Keynote speaker Dr Piers Robinson, from The University of Manchester, will open the day’s discussions by addressing ‘future directions’ in the research of media and war.
Dr Robinson is primary author of ‘Pockets of Resistance’, along with a University of Liverpool research team, Mr Peter Goddard, Dr Katy Parry and Dr Craig Murray, and University of Leeds contributor, Professor Philip M. Taylor.
‘Pockets of Resistance: British news media, war and theory in the 2003 invasion of Iraq’, was based on a research project funded by the Economic and Social Research Council (ESRC).
The study surveyed the principal news programmes of BBC, ITV, Channel 4 and Sky and seven national newspapers from the period of the Iraq invasion (March-April 2003) using detailed content analysis, case studies and interviews with journalists.
Project leader, Dr Robinson, said: “Although we found examples of media independence, journalists need to think more critically about the extent to which they allow the national perspective of 'our boys' to influence their war reporting.
“We also urge them to be more discerning when accepting official versions such as the humanitarian intervention line promoted by Tony Blair during the 2003 invasion of Iraq”.
The launch will follow a day of conference presentations covering research concerns about the communication of war from diverse disciplinary perspectives, including visual culture, war and security studies, journalism, political geography, media and communication, international relations and literature.
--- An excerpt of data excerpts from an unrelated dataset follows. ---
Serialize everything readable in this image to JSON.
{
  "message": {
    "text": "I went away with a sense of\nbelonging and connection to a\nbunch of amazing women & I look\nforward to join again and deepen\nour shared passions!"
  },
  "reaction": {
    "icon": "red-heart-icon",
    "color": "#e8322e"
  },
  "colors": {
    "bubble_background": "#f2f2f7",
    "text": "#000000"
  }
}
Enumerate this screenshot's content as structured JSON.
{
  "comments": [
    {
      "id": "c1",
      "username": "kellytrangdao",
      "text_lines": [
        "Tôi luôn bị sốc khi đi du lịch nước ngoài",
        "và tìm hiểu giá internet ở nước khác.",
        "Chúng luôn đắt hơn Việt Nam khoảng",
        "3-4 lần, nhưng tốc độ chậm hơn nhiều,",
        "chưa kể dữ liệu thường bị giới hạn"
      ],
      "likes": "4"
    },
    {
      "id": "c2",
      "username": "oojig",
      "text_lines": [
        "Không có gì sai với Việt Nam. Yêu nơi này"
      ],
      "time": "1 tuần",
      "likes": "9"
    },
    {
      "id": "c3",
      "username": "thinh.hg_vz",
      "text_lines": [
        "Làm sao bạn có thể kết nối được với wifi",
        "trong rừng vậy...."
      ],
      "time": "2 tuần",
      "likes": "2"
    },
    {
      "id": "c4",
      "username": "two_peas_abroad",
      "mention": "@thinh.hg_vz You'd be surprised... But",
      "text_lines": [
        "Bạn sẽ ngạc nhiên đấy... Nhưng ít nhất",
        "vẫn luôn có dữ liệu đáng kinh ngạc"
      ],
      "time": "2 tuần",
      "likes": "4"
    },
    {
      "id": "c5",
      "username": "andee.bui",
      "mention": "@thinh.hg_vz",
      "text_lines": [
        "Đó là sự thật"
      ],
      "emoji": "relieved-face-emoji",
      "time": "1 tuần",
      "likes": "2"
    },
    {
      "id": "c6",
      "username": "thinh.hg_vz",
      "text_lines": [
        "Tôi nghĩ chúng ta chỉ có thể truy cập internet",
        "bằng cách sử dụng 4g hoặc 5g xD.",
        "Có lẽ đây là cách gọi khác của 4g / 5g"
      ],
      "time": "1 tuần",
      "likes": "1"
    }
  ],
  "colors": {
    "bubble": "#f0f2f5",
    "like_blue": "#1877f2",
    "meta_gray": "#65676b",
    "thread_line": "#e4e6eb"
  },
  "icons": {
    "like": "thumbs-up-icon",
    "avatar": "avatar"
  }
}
Dr Katia Balabanova and Dr Katy Parry, from the Department of Communication and Media at the University of Liverpool are co-organisers
Dr Parry said: “We were very intent on encouraging dialogue across subjects that can suffer from a lack of integration and cross-reading.
“We believe that our understandings about the mediation of war can be further enriched when perspectives from arts, humanities and social sciences are brought together in this way”.
The conference is being held at the Liverpool Medical Institution, on 28 January 2011, with the day’s programme starting at 9am. The book launch and wine reception will follow, at 5.30pm.